Simon Srugi est né à Nazareth (Palestine) le 15 avril 1877 dans une famille grecque melkite. Ayant perdu ses deux parents alors qu’il était enfant, il fut accueilli à l’orphelinat de Bethléem, où il apprit les métiers de tailleur et de boulanger. Après quatre années d’aspirantat et de noviciat, il fit profession comme coadjuteur salésien et passa toute sa vie religieuse à Beitgemal-Caphargamala dans la région de Shéphéla (1894-1943). Cette école agricole et orphelinat pour garçons arabes et arméniens, au service de la population locale, comportait une école élémentaire, un moulin, une huilerie et un dispensaire/clinique.
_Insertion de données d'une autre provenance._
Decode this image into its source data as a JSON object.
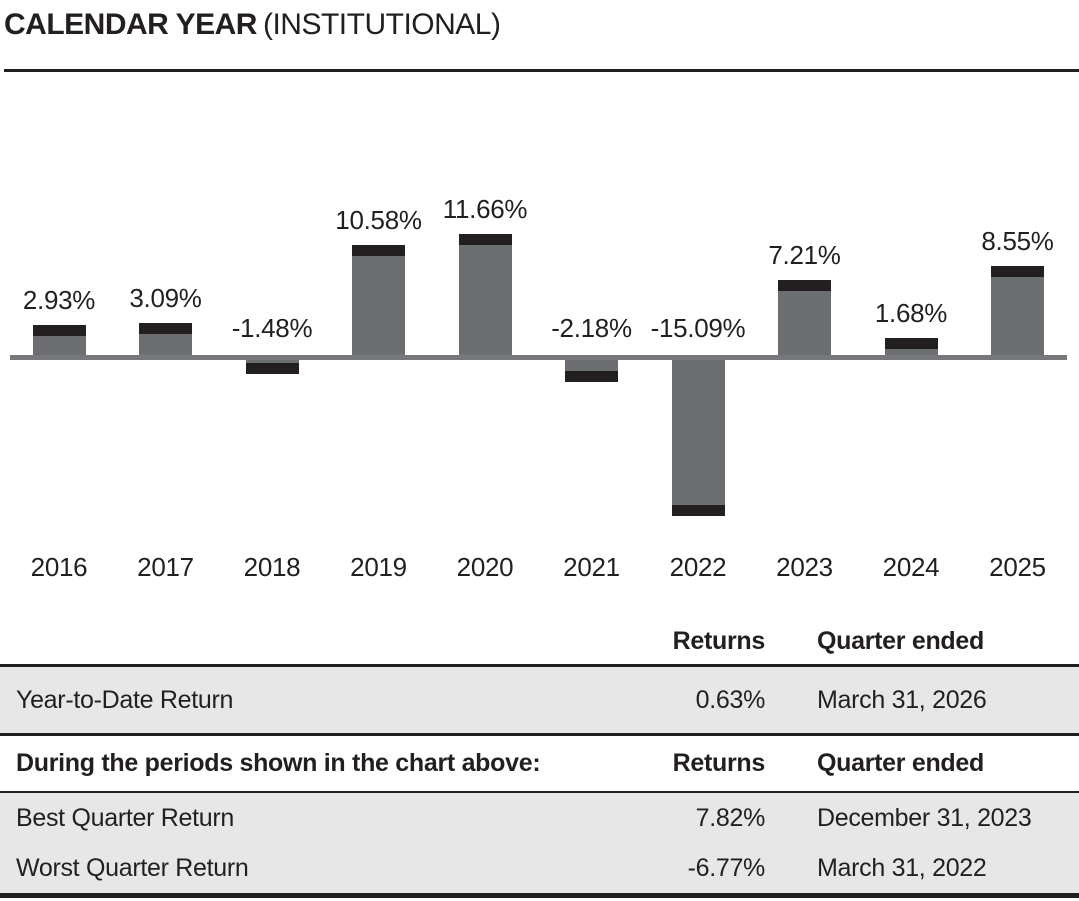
{
  "header": {
    "title_main": "CALENDAR YEAR",
    "title_qualifier": "(INSTITUTIONAL)"
  },
  "chart_data": {
    "type": "bar",
    "title": "CALENDAR YEAR (INSTITUTIONAL)",
    "categories": [
      "2016",
      "2017",
      "2018",
      "2019",
      "2020",
      "2021",
      "2022",
      "2023",
      "2024",
      "2025"
    ],
    "values": [
      2.93,
      3.09,
      -1.48,
      10.58,
      11.66,
      -2.18,
      -15.09,
      7.21,
      1.68,
      8.55
    ],
    "value_labels": [
      "2.93%",
      "3.09%",
      "-1.48%",
      "10.58%",
      "11.66%",
      "-2.18%",
      "-15.09%",
      "7.21%",
      "1.68%",
      "8.55%"
    ],
    "xlabel": "",
    "ylabel": "",
    "ylim": [
      -16,
      13
    ],
    "grid": false,
    "legend": "none",
    "colors": {
      "bar": "#6d6e71",
      "bar_cap": "#231f20",
      "axis_line": "#77787b",
      "text": "#231f20",
      "row_shade": "#e7e7e8"
    }
  },
  "table": {
    "header": {
      "returns": "Returns",
      "quarter": "Quarter ended"
    },
    "ytd": {
      "label": "Year-to-Date Return",
      "returns": "0.63%",
      "quarter": "March 31, 2026"
    },
    "periods_header": {
      "label": "During the periods shown in the chart above:",
      "returns": "Returns",
      "quarter": "Quarter ended"
    },
    "rows": [
      {
        "label": "Best Quarter Return",
        "returns": "7.82%",
        "quarter": "December 31, 2023"
      },
      {
        "label": "Worst Quarter Return",
        "returns": "-6.77%",
        "quarter": "March 31, 2022"
      }
    ]
  }
}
1) Dans la vie de la communauté éducative, Srugi fut catéchiste des petits, président des confréries du Saint-Sacrement et de Saint-Joseph, formateur des enfants de chœur et cérémoniaire liturgique, responsable de l’infirmerie. Il fut un modèle de chasteté, de pauvreté, d’obéissance et de bonté envers ses confrères et ses collaborateurs laïcs. Dominant son tempérament vif, il ne se laissait pas envahir par la précipitation ou l’excitation, si bien que les grands et les petits recherchaient son aimable compagnie. Ils admiraient son humilité et sa capacité à pardonner à tous et toujours, prenant pour acquis que « les gens vraiment humbles ne croient jamais qu’on leur a fait du tort ». Dans le sanctuaire de Beitgemal, Simon voyait chaque jour l’image de Jésus crucifié disant : Pater dimitte illis, et celle de saint Étienne pardonnant à ceux qui l’avaient lapidé. Encouragé par leur exemple, il a atteint un degré héroïque de vertu, pardonnant à ceux qui l’accusaient d’avoir causé la mort d’une femme souffrant de gangrène, guérissant le groupe de jeunes qui l’avait attaqué, et soignant même dans son dispensaire l’un des meurtriers présumés de son directeur, le père Mario Rosin.
2) Srugi a exercé son travail principalement dans le dispensaire, aidé par Sœur Tersilla Ferrero FMA. Chaque jour, ils soignaient des dizaines de personnes pauvres, mal nourries et souffrant de diverses maladies (malaria, dysenterie, infections des poumons, des yeux, des dents…). Les registres des médicaments pour la période 1932-1942 contiennent le nom de dizaines de milliers de patients provenant de 70 villages proches et lointains. Simon était animé d’une grande charité, et soignait ces frères et sœurs rudes et sales avec une douce compassion, voyant dans leurs blessures celles de Jésus. Les gens préféraient s’adresser à lui plutôt qu’aux médecins, car ils étaient convaincus qu’il guérissait par la puissance de Dieu.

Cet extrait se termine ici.